安藝先輩の反応も素早く。傘から出そうになった身体を即座にひっこめる。
「おれは、その……だって」
「ん……?」
傘の内側で、しばらく見つめ合うふたり。
なんとなく、気まずい空気が流れて……。
「どうやら、なにか言い方を間違ってしまったようね」
先輩は傾きかけた傘の縁を優しく手で押し上げた。
「わたしはね、小鳥遊くん。どんな形であれ、理由であれ、あなたがアニ研の活動に参加できていることが、嬉しいわ」
「先輩……」
「と、言いたかったのよ」
先輩は上目遣いで微笑んだ。
「前に進んでいるのでしょう? わたしたちは」
「そう、でしたね」
歩みを再開したのは安藝先輩のほうからだった。それもなんとも迷いのない足取りで歩き出したものだから、傘を持っていた弘海は彼女が濡れぬよう慌てて歩みを合わせた。

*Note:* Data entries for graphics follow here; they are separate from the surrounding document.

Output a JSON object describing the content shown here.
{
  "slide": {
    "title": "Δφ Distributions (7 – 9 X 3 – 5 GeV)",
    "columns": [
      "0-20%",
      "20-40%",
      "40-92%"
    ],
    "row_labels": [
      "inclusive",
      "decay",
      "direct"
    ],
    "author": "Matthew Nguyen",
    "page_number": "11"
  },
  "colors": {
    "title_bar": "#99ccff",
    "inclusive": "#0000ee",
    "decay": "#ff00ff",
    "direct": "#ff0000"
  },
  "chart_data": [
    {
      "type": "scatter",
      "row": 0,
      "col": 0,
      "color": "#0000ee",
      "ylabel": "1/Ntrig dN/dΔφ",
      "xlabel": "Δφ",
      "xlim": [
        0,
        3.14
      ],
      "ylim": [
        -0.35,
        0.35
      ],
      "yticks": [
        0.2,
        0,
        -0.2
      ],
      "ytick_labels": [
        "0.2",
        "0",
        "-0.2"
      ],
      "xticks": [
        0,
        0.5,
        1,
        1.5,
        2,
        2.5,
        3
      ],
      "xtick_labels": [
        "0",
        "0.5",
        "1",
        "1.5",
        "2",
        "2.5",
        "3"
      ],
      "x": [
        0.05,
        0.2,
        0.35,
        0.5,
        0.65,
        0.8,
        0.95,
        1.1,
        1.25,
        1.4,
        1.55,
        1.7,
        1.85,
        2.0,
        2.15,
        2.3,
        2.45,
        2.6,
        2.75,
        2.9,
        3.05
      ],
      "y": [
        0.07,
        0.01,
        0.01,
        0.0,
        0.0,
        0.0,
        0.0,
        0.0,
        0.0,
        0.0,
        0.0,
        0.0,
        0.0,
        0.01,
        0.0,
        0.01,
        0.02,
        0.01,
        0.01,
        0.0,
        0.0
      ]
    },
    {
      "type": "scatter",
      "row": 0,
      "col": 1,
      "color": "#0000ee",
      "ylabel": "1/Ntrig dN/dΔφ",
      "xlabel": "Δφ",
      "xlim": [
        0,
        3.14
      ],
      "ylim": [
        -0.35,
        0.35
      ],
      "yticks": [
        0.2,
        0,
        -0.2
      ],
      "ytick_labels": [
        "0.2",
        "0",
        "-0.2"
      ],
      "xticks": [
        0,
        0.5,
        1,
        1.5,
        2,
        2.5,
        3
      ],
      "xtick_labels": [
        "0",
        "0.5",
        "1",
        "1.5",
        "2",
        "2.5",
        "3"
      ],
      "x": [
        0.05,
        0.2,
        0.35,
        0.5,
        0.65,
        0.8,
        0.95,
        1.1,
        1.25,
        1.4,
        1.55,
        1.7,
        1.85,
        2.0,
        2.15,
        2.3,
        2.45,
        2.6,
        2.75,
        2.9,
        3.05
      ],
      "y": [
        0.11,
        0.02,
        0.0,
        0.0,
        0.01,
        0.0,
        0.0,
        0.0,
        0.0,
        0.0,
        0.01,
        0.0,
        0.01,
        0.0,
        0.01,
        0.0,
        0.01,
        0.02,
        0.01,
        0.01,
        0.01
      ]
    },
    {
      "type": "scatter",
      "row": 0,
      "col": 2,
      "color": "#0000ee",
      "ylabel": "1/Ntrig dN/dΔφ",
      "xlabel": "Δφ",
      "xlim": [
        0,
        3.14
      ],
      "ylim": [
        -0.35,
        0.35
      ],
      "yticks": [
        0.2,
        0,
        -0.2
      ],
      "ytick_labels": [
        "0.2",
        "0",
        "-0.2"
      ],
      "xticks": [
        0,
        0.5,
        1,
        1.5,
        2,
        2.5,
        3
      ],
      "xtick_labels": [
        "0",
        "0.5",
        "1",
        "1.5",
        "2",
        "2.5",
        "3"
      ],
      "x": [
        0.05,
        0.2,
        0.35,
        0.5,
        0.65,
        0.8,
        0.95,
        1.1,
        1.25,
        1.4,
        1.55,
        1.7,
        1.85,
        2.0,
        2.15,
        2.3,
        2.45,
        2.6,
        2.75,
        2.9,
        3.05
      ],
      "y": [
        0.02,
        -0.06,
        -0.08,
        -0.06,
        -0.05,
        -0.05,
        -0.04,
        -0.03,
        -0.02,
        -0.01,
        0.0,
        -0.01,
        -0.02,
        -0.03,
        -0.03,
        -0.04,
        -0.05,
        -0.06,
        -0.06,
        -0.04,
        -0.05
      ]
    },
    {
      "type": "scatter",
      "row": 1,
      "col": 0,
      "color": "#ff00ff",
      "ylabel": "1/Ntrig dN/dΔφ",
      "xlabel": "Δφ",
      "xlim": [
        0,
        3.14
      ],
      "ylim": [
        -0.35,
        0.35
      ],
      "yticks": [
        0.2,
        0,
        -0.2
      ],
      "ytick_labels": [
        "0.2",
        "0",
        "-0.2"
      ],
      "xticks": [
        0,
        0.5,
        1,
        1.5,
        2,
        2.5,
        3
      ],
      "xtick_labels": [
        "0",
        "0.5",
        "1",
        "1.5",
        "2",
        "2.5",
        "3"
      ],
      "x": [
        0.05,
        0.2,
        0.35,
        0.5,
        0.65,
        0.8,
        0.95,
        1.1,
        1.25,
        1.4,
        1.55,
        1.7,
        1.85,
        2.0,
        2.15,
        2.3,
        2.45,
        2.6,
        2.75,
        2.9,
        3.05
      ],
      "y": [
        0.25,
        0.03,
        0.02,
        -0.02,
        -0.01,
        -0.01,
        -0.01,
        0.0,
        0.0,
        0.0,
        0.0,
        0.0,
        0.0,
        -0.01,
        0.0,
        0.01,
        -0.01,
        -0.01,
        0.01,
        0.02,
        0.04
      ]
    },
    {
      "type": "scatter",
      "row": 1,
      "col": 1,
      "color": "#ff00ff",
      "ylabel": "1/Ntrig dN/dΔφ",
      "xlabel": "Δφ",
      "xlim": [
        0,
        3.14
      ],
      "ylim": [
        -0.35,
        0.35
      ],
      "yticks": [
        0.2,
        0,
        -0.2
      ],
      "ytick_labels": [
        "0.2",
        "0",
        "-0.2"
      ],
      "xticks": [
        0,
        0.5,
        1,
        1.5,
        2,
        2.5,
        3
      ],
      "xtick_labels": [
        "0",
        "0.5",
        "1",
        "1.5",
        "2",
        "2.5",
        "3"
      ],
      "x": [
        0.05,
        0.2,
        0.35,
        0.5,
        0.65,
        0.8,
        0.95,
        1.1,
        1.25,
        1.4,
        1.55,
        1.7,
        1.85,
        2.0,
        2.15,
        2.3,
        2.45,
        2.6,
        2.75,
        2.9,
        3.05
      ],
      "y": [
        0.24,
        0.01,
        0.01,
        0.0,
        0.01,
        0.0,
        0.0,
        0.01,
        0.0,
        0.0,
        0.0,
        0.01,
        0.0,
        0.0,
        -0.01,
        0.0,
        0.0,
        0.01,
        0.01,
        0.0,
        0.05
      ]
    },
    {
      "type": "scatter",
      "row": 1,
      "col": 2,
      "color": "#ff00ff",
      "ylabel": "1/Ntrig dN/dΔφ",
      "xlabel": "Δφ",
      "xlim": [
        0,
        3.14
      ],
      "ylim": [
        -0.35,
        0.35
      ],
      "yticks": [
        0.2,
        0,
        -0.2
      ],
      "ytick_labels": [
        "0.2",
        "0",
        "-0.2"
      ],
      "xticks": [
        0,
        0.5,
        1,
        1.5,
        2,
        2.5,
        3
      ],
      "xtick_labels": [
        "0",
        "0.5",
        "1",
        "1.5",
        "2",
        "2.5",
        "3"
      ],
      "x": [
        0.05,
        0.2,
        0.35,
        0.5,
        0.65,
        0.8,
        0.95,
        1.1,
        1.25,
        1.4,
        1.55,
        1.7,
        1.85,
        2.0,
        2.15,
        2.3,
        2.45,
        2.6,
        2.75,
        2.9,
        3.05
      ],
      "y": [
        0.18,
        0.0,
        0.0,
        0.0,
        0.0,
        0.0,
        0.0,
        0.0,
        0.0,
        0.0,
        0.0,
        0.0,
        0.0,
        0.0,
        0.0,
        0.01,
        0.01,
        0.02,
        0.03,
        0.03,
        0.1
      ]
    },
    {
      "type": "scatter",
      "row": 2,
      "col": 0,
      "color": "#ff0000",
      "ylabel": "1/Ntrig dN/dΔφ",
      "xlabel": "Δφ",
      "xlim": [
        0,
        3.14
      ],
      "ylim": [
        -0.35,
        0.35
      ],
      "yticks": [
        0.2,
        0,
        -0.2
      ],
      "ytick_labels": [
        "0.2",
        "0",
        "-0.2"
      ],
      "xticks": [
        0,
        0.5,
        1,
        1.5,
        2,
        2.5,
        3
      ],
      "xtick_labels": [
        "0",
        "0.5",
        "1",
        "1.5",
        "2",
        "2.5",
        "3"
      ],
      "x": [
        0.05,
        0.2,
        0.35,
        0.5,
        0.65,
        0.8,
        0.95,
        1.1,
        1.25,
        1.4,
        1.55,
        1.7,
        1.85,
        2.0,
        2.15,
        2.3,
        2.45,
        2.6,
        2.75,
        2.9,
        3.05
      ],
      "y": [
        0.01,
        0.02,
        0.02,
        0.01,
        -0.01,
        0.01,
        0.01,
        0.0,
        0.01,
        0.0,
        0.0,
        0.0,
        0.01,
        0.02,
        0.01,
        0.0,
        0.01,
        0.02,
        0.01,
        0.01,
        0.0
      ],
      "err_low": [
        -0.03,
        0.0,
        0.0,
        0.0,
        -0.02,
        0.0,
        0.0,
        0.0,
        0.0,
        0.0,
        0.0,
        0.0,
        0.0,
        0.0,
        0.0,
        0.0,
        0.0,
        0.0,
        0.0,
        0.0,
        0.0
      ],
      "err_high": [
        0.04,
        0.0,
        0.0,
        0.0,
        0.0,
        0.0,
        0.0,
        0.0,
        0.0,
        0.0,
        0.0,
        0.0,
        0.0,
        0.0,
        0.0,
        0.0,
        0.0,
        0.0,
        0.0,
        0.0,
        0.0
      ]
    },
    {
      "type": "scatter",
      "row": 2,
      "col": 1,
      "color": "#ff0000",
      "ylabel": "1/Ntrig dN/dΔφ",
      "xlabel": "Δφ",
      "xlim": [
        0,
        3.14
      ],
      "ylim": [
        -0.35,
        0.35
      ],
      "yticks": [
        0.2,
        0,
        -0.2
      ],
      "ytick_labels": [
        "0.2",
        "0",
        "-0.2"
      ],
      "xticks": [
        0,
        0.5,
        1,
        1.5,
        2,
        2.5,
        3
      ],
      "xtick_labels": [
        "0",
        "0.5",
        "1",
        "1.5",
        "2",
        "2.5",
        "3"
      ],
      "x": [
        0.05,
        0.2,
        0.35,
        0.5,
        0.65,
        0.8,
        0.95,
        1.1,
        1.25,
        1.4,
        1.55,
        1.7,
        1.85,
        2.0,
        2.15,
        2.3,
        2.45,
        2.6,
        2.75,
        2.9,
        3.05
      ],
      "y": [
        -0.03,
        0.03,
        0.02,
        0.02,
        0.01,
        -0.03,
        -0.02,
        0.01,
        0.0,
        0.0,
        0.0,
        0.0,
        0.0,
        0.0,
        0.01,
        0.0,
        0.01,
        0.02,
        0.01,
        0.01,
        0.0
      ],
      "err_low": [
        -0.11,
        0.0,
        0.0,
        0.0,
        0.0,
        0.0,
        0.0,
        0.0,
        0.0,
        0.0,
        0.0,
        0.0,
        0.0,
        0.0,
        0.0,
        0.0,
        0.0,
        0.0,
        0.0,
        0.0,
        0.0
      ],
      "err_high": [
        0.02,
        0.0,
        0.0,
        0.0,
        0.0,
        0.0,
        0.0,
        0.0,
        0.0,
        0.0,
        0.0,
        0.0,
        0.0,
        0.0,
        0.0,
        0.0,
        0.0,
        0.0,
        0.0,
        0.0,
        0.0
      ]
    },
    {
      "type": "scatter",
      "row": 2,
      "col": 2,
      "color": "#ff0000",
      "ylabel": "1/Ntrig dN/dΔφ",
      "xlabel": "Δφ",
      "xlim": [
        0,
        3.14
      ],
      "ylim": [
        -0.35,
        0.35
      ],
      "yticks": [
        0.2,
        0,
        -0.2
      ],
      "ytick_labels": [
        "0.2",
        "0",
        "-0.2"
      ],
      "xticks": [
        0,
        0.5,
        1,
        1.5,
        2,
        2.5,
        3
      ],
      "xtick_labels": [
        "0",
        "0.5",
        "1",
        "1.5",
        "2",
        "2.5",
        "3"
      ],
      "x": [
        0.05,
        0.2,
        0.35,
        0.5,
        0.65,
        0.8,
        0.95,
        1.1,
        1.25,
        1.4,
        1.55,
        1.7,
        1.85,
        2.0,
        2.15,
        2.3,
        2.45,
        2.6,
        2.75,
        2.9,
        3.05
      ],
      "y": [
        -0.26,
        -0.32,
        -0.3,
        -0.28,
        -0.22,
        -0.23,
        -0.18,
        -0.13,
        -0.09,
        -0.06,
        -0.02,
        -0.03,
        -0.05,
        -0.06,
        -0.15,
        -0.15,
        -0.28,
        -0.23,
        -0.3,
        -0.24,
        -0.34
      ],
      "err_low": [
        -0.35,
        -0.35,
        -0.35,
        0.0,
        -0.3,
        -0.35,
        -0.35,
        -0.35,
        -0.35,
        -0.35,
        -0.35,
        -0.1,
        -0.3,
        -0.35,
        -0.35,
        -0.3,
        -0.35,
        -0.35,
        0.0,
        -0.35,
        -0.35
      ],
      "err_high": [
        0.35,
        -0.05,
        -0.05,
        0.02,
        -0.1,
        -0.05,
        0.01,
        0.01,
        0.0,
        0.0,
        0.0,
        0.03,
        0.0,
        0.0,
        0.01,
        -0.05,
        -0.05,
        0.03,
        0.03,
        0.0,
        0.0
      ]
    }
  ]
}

「ただ、そうね。各々が成長するのももちろん大切だけれど、そろそろふたりの間にも進展があってしかるべきだと思うの。ええ。思うのよ」
「は、はぁ」
(どういう意味だろ?)
「というわけで小鳥遊くん。今度の日曜日だけれど、一緒に映画でも観に行かないかしら?」
「はあ。映画ですか」
「ええ。先週上映が始まったでしょう。ほら、なんと言ったかしら? そう、たしか『一等星のキミ』だったかしら? 今すごくネットで話題じゃないの」
「あ……あぁー……」
「ま、まあ原作がとっても泣ける恋愛小説らしいし、その、男の子が見たいような作品ではないかもしれないけれど、わたし前から目をつけていたし、せっかくだから一緒に見に行こうという提案ね。他意はないのよ? あ、いえ、この場合の他意というのはそういう意味の他意じゃなくてね。ただ若い男女ふたりきりで観に行くにはハードルも高いでしょうし、もしなんだったら、まいるもつれて三人でというのも」
「すみません。安藝先輩」
「え?」
矢継ぎ早に捲し立てていた声が一瞬で停止する。
「もしかしてわたし、振られたかしら?」
「いやそうじゃなくて。実はおれ、あの映画もう観てるんです」
「あら……?」
安藝先輩の微笑みが、なんだかすごくぎこちないものになった。
「あの作品って、けっこう女性向きだった気がするのだけれど……。小鳥遊くん、実は原作ファンだったりするの?」
「いえ。読んだこともないです」
「じゃあどうしてそんなに早く」
と、そこである可能性に気づいたらしい。ぴたりと言葉を止めた。
「まさか。すでにだれかほかの人と?」
「はい。実は五百蔵さんと。この前ばったり会ったときに」
「……」
校門の前で。
今度は先輩が立ち止まってしまった。
「そう。なるほど。これは誤算だったわ。ええ、なるほどなるほど」
「め、めちゃくちゃ瞬き増えてますけど……。大丈夫ですか先輩?」
「問題ないわ。ええ」
ええ、ええ、と壊れかけのロボットみたく連呼していた。ほんとうに大丈夫なのか、と弘海が覗き込んでいると、先輩は「こほん」と咳払いをして、
「一応訊いておくけれど、五百蔵さんとは本当にばったり会っただけなのよね? 予定を合わせたわけではないのよね?」
「は、はい。ショッピングモールで偶然会って、そのまま強制的に映画館に連行されました」
「なるほど……ふむ」
安藝先輩は少々考える素振りを見せてから、
「これは思わぬ伏兵かもしれないわ」
と、これまた意味不明なことを呟いていた。